The Homestead Act is arguably the most comprehensive redistribution of wealth in American history. Embracing the Jeffersonian ideal of an expanding republic of independent small agricultural producers, the act essentially offered free land to almost anyone, including single women, free African-Americans and even unnaturalized immigrants. Between 1862 and the last homestead grant in 1988, the United States government gave away over 270 million acres of land, including homesteads in Washington and Idaho.
Lincoln recognized that distributing homesteads would not be enough to promote the economic development of the West. The Pacific Railroad Act authorized the construction of the United States' first transcontinental railroad. If homesteaders were to succeed as commercial farmers, they would need access to markets where they could sell their produce. Completed at Promontory Point in the Utah Territory in 1869, the first transcontinental railroad provided the transportation infrastructure to move people and goods across the nation.
Public education was also a core element of Lincoln's infrastructure plan. The Morrill Act set aside public lands to establish "land grant" colleges and universities in the West. Today, you will find land grant universities in all 50 states, D.C. and five U.S. territories, but in 1862 the Lincoln administration saw these institutions functioning as economic engines for Western commercial development. WSU was founded in 1890 as the "Agricultural College, Experiment Station and School of Science of the State of Washington." Its mission was to engage in research and public outreach to provide homesteaders with access to cutting-edge agricultural expertise and technology.

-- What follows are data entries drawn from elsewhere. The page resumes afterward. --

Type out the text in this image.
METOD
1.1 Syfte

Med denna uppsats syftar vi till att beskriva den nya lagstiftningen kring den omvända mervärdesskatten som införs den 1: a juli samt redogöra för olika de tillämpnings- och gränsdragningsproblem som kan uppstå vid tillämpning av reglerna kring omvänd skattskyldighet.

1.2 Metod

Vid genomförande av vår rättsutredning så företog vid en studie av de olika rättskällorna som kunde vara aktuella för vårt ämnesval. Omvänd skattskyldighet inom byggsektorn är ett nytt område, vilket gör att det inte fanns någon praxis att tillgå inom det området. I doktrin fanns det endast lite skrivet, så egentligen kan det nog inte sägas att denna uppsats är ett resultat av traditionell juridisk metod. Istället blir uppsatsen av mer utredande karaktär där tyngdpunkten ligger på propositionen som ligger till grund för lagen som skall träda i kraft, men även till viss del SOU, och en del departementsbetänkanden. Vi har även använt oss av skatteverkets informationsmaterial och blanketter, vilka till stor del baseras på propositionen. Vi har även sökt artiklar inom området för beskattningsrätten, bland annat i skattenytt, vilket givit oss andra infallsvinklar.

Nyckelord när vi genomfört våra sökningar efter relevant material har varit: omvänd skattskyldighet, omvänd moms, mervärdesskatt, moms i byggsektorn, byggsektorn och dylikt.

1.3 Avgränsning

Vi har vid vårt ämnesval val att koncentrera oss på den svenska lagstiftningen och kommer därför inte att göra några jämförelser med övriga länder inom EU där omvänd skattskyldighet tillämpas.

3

Why would Lincoln pursue an expansive infrastructure program during America's greatest time of trial? Lincoln was a politician. With most Southern slaveholders gone from Congress, he recognized that the time was right to deliver on the Republican Party's commitment to "internal improvements," as infrastructure was known in the 19th century. But these measures were more than simple political opportunism. They marked America's commitment to the dignity of labor for all. Lincoln's infrastructure program worked hand-in-glove with the Union Army to build an America that worked for ordinary people, not an entrenched aristocracy of slaveholders.

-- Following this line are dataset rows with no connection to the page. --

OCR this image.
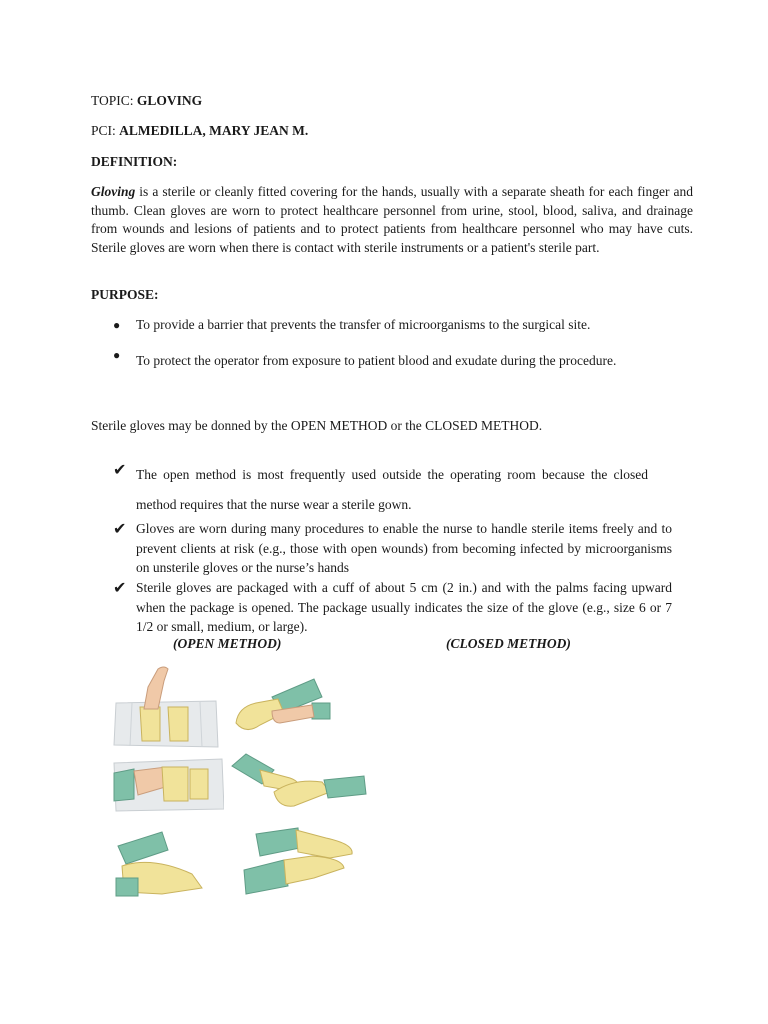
TOPIC: GLOVING
PCI: ALMEDILLA, MARY JEAN M.
DEFINITION:
Gloving is a sterile or cleanly fitted covering for the hands, usually with a separate sheath for each finger and thumb. Clean gloves are worn to protect healthcare personnel from urine, stool, blood, saliva, and drainage from wounds and lesions of patients and to protect patients from healthcare personnel who may have cuts. Sterile gloves are worn when there is contact with sterile instruments or a patient's sterile part.
PURPOSE:
●	To provide a barrier that prevents the transfer of microorganisms to the surgical site.
●	To protect the operator from exposure to patient blood and exudate during the procedure.
Sterile gloves may be donned by the OPEN METHOD or the CLOSED METHOD.
✔ The open method is most frequently used outside the operating room because the closed method requires that the nurse wear a sterile gown.
✔ Gloves are worn during many procedures to enable the nurse to handle sterile items freely and to prevent clients at risk (e.g., those with open wounds) from becoming infected by microorganisms on unsterile gloves or the nurse’s hands
✔ Sterile gloves are packaged with a cuff of about 5 cm (2 in.) and with the palms facing upward when the package is opened. The package usually indicates the size of the glove (e.g., size 6 or 7 1/2 or small, medium, or large).
(OPEN METHOD)	(CLOSED METHOD)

Biden's plan needs to embrace this same ethic in imagining the future of infrastructure in this country. The pandemic crisis has revealed many of the weaknesses of our society and economy. Some Americans have access to high-speed internet for Zoom meetings and online learning. Many do not. Some Americans were lucky enough to have a support structure to manage their work lives while homeschooling their children. Many do not. Reliable internet access and child care are no less important to rebuilding our national economy than interstate highways and bridges.
But there are also lessons that Biden can learn from the Lincoln administration about what not to do. The millions of acres of land that the United States distributed to homesteaders was taken from Native homelands, acquired by treaty and coercion. The laborers who built the transcontinental railroad were often poor, marginalized immigrants from China and Ireland. It is heartening that Biden's program includes labor protections, because we must make sure that by building back better, America looks out for everyone. ♦
Lawrence B. A. Hatter is an award-winning author and associate professor of early American history at Washington State University. These views are his own and do not reflect those of WSU.